Question

If \(X\) is uniform over \((0,1)\), calculate \(E\left[X^{n}\right]\) and \(\operatorname{Var}\left(X^{n}\right)\).

Short answer

The expected value of \(X^n\) is \(E(X^n) = \frac{1}{n+1}\), and the variance of \(X^n\) is \(\operatorname{Var}(X^n) = \frac{1}{2n+1} - \frac{1}{(n+1)^2}\).

Step-by-step solution

Calculate the Expected Value

To calculate the expected value \(E(X^n)\), we need to integrate the product of \(x^n\) and the probability density function \(f_X(x)\) over the support of the random variable \(X\) i.e., from \(0\) to \(1\). Using the definition of expectation for a continuous random variable, we have: \[E(X^n) = \int_0^1 x^n f_X(x) dx\] Since \(f_X(x) = 1\) for \(0 \le x \le 1\), the integral becomes: \[E(X^n) = \int_0^1 x^n dx\]

Solve the Integral

Now, let's solve the integral: \[\int_0^1 x^n dx = \frac{x^{n+1}}{n+1} \Big|_0^1 = \frac{1^{n+1}}{n+1} - \frac{0^{n+1}}{n+1}\] \[E(X^n) = \frac{1}{n+1}\] So, the expected value \(E(X^n) = \frac{1}{n+1}\).

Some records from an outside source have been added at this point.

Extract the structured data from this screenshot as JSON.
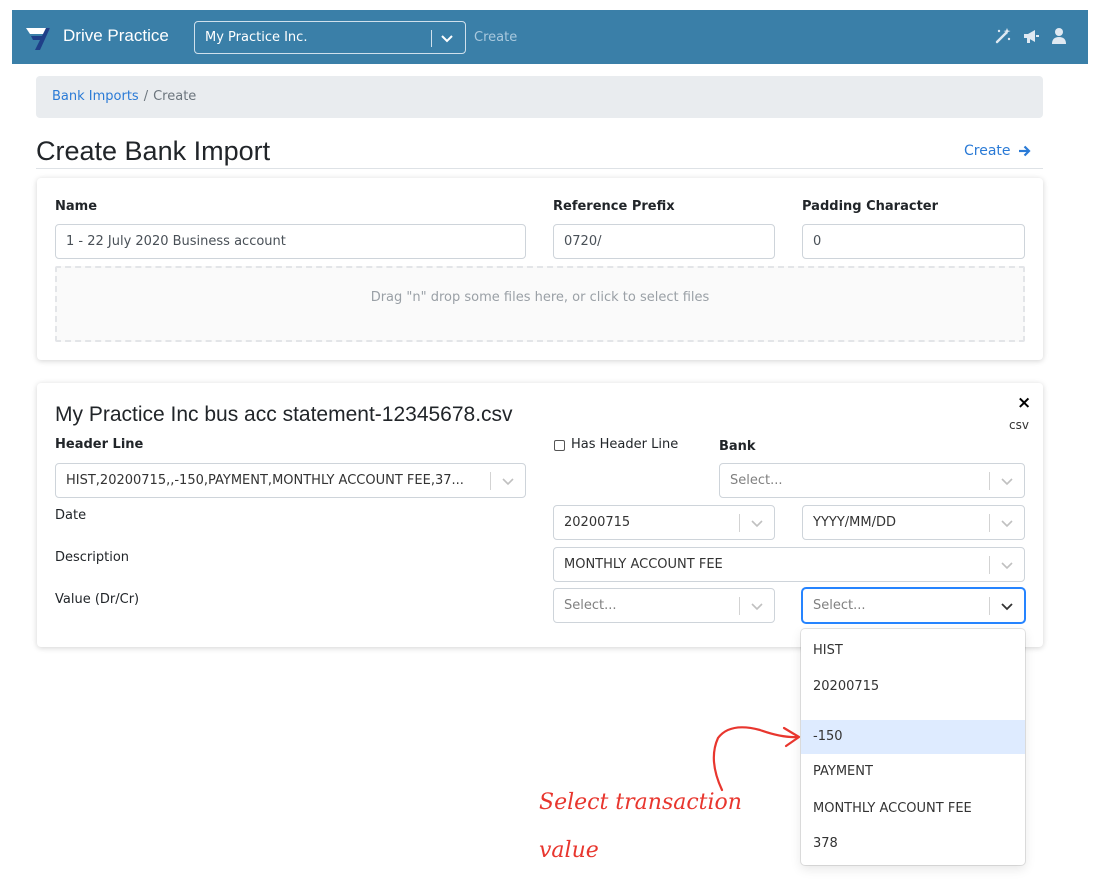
{
  "nav": {
    "brand": "Drive Practice",
    "company": "My Practice Inc.",
    "create": "Create",
    "icons": [
      "magic-wand-icon",
      "megaphone-icon",
      "user-icon"
    ],
    "bg_color": "#3a7fa8"
  },
  "breadcrumb": {
    "link": "Bank Imports",
    "separator": "/",
    "current": "Create"
  },
  "page": {
    "title": "Create Bank Import",
    "create_link": "Create"
  },
  "import_form": {
    "name_label": "Name",
    "name_value": "1 - 22 July 2020 Business account",
    "prefix_label": "Reference Prefix",
    "prefix_value": "0720/",
    "padding_label": "Padding Character",
    "padding_value": "0",
    "dropzone_text": "Drag \"n\" drop some files here, or click to select files"
  },
  "file_card": {
    "title": "My Practice Inc bus acc statement-12345678.csv",
    "close": "×",
    "type_tag": "csv",
    "header_line_label": "Header Line",
    "header_line_value": "HIST,20200715,,-150,PAYMENT,MONTHLY ACCOUNT FEE,37...",
    "has_header_label": "Has Header Line",
    "has_header_checked": false,
    "bank_label": "Bank",
    "bank_placeholder": "Select...",
    "date_label": "Date",
    "date_column": "20200715",
    "date_format": "YYYY/MM/DD",
    "description_label": "Description",
    "description_column": "MONTHLY ACCOUNT FEE",
    "value_label": "Value (Dr/Cr)",
    "value_dr_placeholder": "Select...",
    "value_cr_placeholder": "Select..."
  },
  "value_menu": {
    "options": [
      "HIST",
      "20200715",
      "",
      "-150",
      "PAYMENT",
      "MONTHLY ACCOUNT FEE",
      "378"
    ],
    "highlighted_index": 3
  },
  "annotation": {
    "line1": "Select transaction",
    "line2": "value",
    "color": "#e8362e"
  }
}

Calculate the Second Moment

To calculate the variance, we also need the second moment of the random variable, that is \(E\left[(X^n)^2\right] = E(X^{2n})\). Following the same steps as before: \[E(X^{2n}) = \int_0^1 x^{2n} f_X(x) dx\] \[E(X^{2n}) = \int_0^1 x^{2n} dx = \frac{x^{2n+1}}{2n+1} \Big|_0^1 = \frac{1}{2n+1}\] So, the second moment of \(X^n\) is \(E(X^{2n}) = \frac{1}{2n+1}\).

Calculate the Variance

Using the formula for variance of a continuous random variable, we have: \[\operatorname{Var}(X^n) = E\left[(X^n)^2\right] - \left[E(X^n)\right]^2\] Plugging the values of \(E(X^n)\) and \(E(X^{2n})\): \[\operatorname{Var}(X^n) = \frac{1}{2n+1} - \left(\frac{1}{n+1}\right)^2\] So, the variance of \(X^n\) is \(\operatorname{Var}(X^n) = \frac{1}{2n+1} - \frac{1}{(n+1)^2}\).